This spring, my Jack Kerouac School undergraduate Introduction to Critical Theory class read Charlotte Brontë’s Wuthering Heights through various critical approaches, including that of J. Hillis Miller’s “Wuthering Heights: Repetition and the ‘Uncanny,’” which I supplemented with selections from On Literature. On February 28, 2013, the class conducted an interview with him. Miller happens to be the first critic who I saw speak in person. This was 2004 at Colorado College. I admit that I was offended when the audience, including the friend who invited me to the talk, deigned to ask him questions. I don’t know what that was about—probably church memories. I was even more stunned by Miller’s open and genial responses. Of course, when I contacted Miller out of the blue this spring, he agreed to address our questions, some of which, frankly, could be answered by simply reading his very cogent writing. This warmth and graciousness is really the ethos of his critical method: As a critic, he forestalls neat conclusions, in part to sustain the pleasure of reading (or performing) the “strange” text but also to decenter the definitive reading, that is, his own authority. We are incredibly grateful to have engaged with one of this period’s most important critics.
The students in the Introduction to Critical Theory class who conducted this interview are Alexandria Bull, David Chrem, Jacob Cohen, Lauren DeGaine, Charlie Epstein, David Hall, Elizabeth Kolenda, Anna Meiners, Jade Cruz Quinn, Chey Watson, Indigo Weller and Matt Robertson.
The Class: In your book, On Literature, you speak about the relationship between technology and literature. In a world where the printed word is dying out, do you believe physical books still play an important role to literature?

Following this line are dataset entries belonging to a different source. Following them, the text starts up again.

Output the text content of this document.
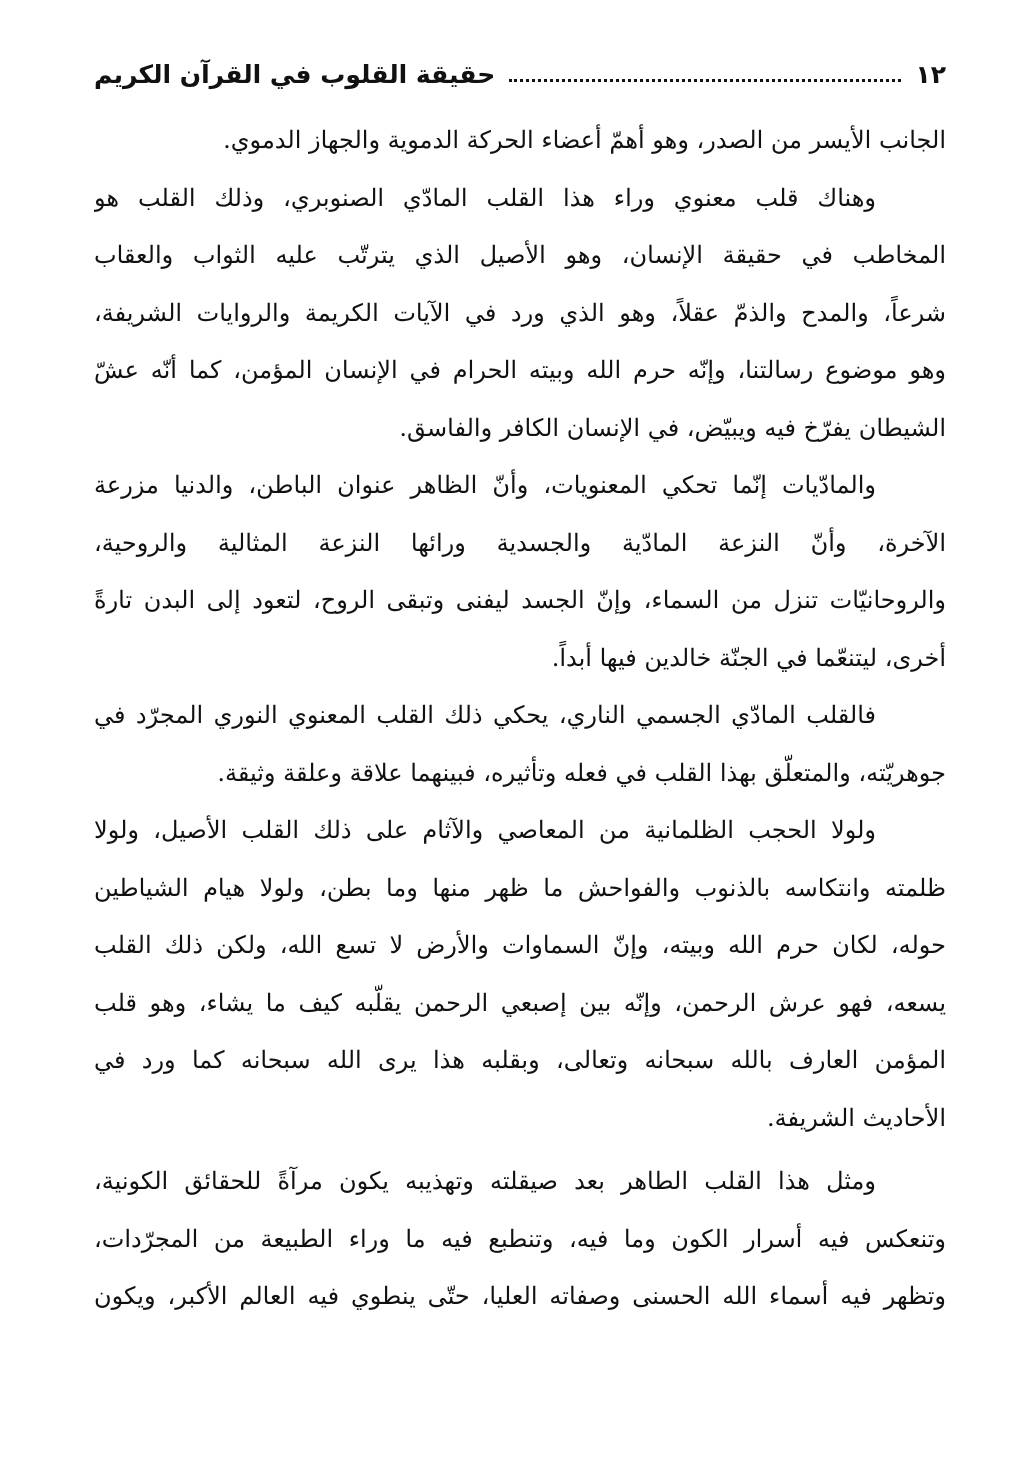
١٢
حقيقة القلوب في القرآن الكريم
الجانب الأيسر من الصدر، وهو أهمّ أعضاء الحركة الدموية والجهاز الدموي.
وهناك قلب معنوي وراء هذا القلب المادّي الصنوبري، وذلك القلب هو
المخاطب في حقيقة الإنسان، وهو الأصيل الذي يترتّب عليه الثواب والعقاب
شرعاً، والمدح والذمّ عقلاً، وهو الذي ورد في الآيات الكريمة والروايات الشريفة،
وهو موضوع رسالتنا، وإنّه حرم الله وبيته الحرام في الإنسان المؤمن، كما أنّه عشّ
الشيطان يفرّخ فيه ويبيّض، في الإنسان الكافر والفاسق.
والمادّيات إنّما تحكي المعنويات، وأنّ الظاهر عنوان الباطن، والدنيا مزرعة
الآخرة، وأنّ النزعة المادّية والجسدية ورائها النزعة المثالية والروحية،
والروحانيّات تنزل من السماء، وإنّ الجسد ليفنى وتبقى الروح، لتعود إلى البدن تارةً
أخرى، ليتنعّما في الجنّة خالدين فيها أبداً.
فالقلب المادّي الجسمي الناري، يحكي ذلك القلب المعنوي النوري المجرّد في
جوهريّته، والمتعلّق بهذا القلب في فعله وتأثيره، فبينهما علاقة وعلقة وثيقة.
ولولا الحجب الظلمانية من المعاصي والآثام على ذلك القلب الأصيل، ولولا
ظلمته وانتكاسه بالذنوب والفواحش ما ظهر منها وما بطن، ولولا هيام الشياطين
حوله، لكان حرم الله وبيته، وإنّ السماوات والأرض لا تسع الله، ولكن ذلك القلب
يسعه، فهو عرش الرحمن، وإنّه بين إصبعي الرحمن يقلّبه كيف ما يشاء، وهو قلب
المؤمن العارف بالله سبحانه وتعالى، وبقلبه هذا يرى الله سبحانه كما ورد في
الأحاديث الشريفة.
ومثل هذا القلب الطاهر بعد صيقلته وتهذيبه يكون مرآةً للحقائق الكونية،
وتنعكس فيه أسرار الكون وما فيه، وتنطبع فيه ما وراء الطبيعة من المجرّدات،
وتظهر فيه أسماء الله الحسنى وصفاته العليا، حتّى ينطوي فيه العالم الأكبر، ويكون
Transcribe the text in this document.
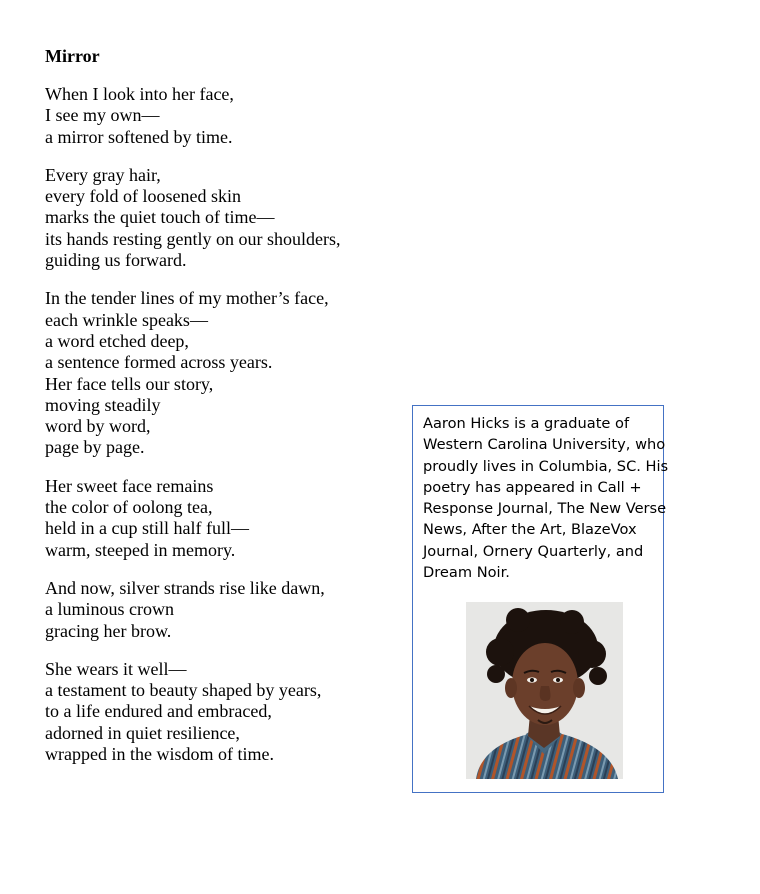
Mirror

When I look into her face,
I see my own—
a mirror softened by time.

Every gray hair,
every fold of loosened skin
marks the quiet touch of time—
its hands resting gently on our shoulders,
guiding us forward.

In the tender lines of my mother’s face,
each wrinkle speaks—
a word etched deep,
a sentence formed across years.
Her face tells our story,
moving steadily
word by word,
page by page.

Her sweet face remains
the color of oolong tea,
held in a cup still half full—
warm, steeped in memory.

And now, silver strands rise like dawn,
a luminous crown
gracing her brow.

She wears it well—
a testament to beauty shaped by years,
to a life endured and embraced,
adorned in quiet resilience,
wrapped in the wisdom of time.

Aaron Hicks is a graduate of
Western Carolina University, who
proudly lives in Columbia, SC. His
poetry has appeared in Call +
Response Journal, The New Verse
News, After the Art, BlazeVox
Journal, Ornery Quarterly, and
Dream Noir.
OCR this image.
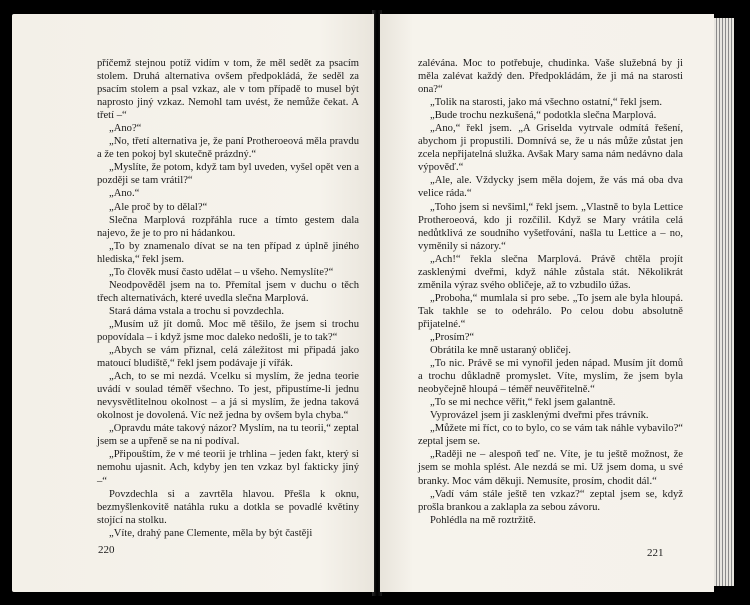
příčemž stejnou potíž vidím v tom, že měl sedět za psacím stolem. Druhá alternativa ovšem předpokládá, že seděl za psacím stolem a psal vzkaz, ale v tom případě to musel být naprosto jiný vzkaz. Nemohl tam uvést, že nemůže čekat. A třetí –“

„Ano?“

„No, třetí alternativa je, že paní Protheroeová měla pravdu a že ten pokoj byl skutečně prázdný.“

„Myslíte, že potom, když tam byl uveden, vyšel opět ven a později se tam vrátil?“

„Ano.“

„Ale proč by to dělal?“

Slečna Marplová rozpřáhla ruce a tímto gestem dala najevo, že je to pro ni hádankou.

„To by znamenalo dívat se na ten případ z úplně jiného hlediska,“ řekl jsem.

„To člověk musí často udělat – u všeho. Nemyslíte?“

Neodpověděl jsem na to. Přemítal jsem v duchu o těch třech alternativách, které uvedla slečna Marplová.

Stará dáma vstala a trochu si povzdechla.

„Musím už jít domů. Moc mě těšilo, že jsem si trochu popovídala – i když jsme moc daleko nedošli, je to tak?“

„Abych se vám přiznal, celá záležitost mi připadá jako matoucí bludiště,“ řekl jsem podávaje jí vířák.

„Ach, to se mi nezdá. Vcelku si myslím, že jedna teorie uvádí v soulad téměř všechno. To jest, připustíme-li jednu nevysvětlitelnou okolnost – a já si myslím, že jedna taková okolnost je dovolená. Víc než jedna by ovšem byla chyba.“

„Opravdu máte takový názor? Myslím, na tu teorii,“ zeptal jsem se a upřeně se na ni podíval.

„Připouštím, že v mé teorii je trhlina – jeden fakt, který si nemohu ujasnit. Ach, kdyby jen ten vzkaz byl fakticky jiný –“

Povzdechla si a zavrtěla hlavou. Přešla k oknu, bezmyšlenkovitě natáhla ruku a dotkla se povadlé květiny stojící na stolku.

„Víte, drahý pane Clemente, měla by být častěji

220

zalévána. Moc to potřebuje, chudinka. Vaše služebná by ji měla zalévat každý den. Předpokládám, že ji má na starosti ona?“

„Tolik na starosti, jako má všechno ostatní,“ řekl jsem.

„Bude trochu nezkušená,“ podotkla slečna Marplová.

„Ano,“ řekl jsem. „A Griselda vytrvale odmítá řešení, abychom ji propustili. Domnívá se, že u nás může zůstat jen zcela nepřijatelná služka. Avšak Mary sama nám nedávno dala výpověď.“

„Ale, ale. Vždycky jsem měla dojem, že vás má oba dva velice ráda.“

„Toho jsem si nevšiml,“ řekl jsem. „Vlastně to byla Lettice Protheroeová, kdo ji rozčílil. Když se Mary vrátila celá nedůtklivá ze soudního vyšetřování, našla tu Lettice a – no, vyměnily si názory.“

„Ach!“ řekla slečna Marplová. Právě chtěla projít zasklenými dveřmi, když náhle zůstala stát. Několikrát změnila výraz svého obličeje, až to vzbudilo úžas.

„Proboha,“ mumlala si pro sebe. „To jsem ale byla hloupá. Tak takhle se to odehrálo. Po celou dobu absolutně přijatelné.“

„Prosím?“

Obrátila ke mně ustaraný obličej.

„To nic. Právě se mi vynořil jeden nápad. Musím jít domů a trochu důkladně promyslet. Víte, myslím, že jsem byla neobyčejně hloupá – téměř neuvěřitelně.“

„To se mi nechce věřit,“ řekl jsem galantně.

Vyprovázel jsem ji zasklenými dveřmi přes trávník.

„Můžete mi říct, co to bylo, co se vám tak náhle vybavilo?“ zeptal jsem se.

„Raději ne – alespoň teď ne. Víte, je tu ještě možnost, že jsem se mohla splést. Ale nezdá se mi. Už jsem doma, u své branky. Moc vám děkuji. Nemusíte, prosím, chodit dál.“

„Vadí vám stále ještě ten vzkaz?“ zeptal jsem se, když prošla brankou a zaklapla za sebou závoru.

Pohlédla na mě roztržitě.

221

J. Hillis Miller: Printed books, including printed books of literature, will be around a long time yet and will play an important role in the cultural diffusion of literature. I still read most of the literature I do read in printed books. Nevertheless, we are in the midst of an extremely rapid and world-wide change in media technology. This means that literature will more and more be available in electronic form for those who want to read it that way.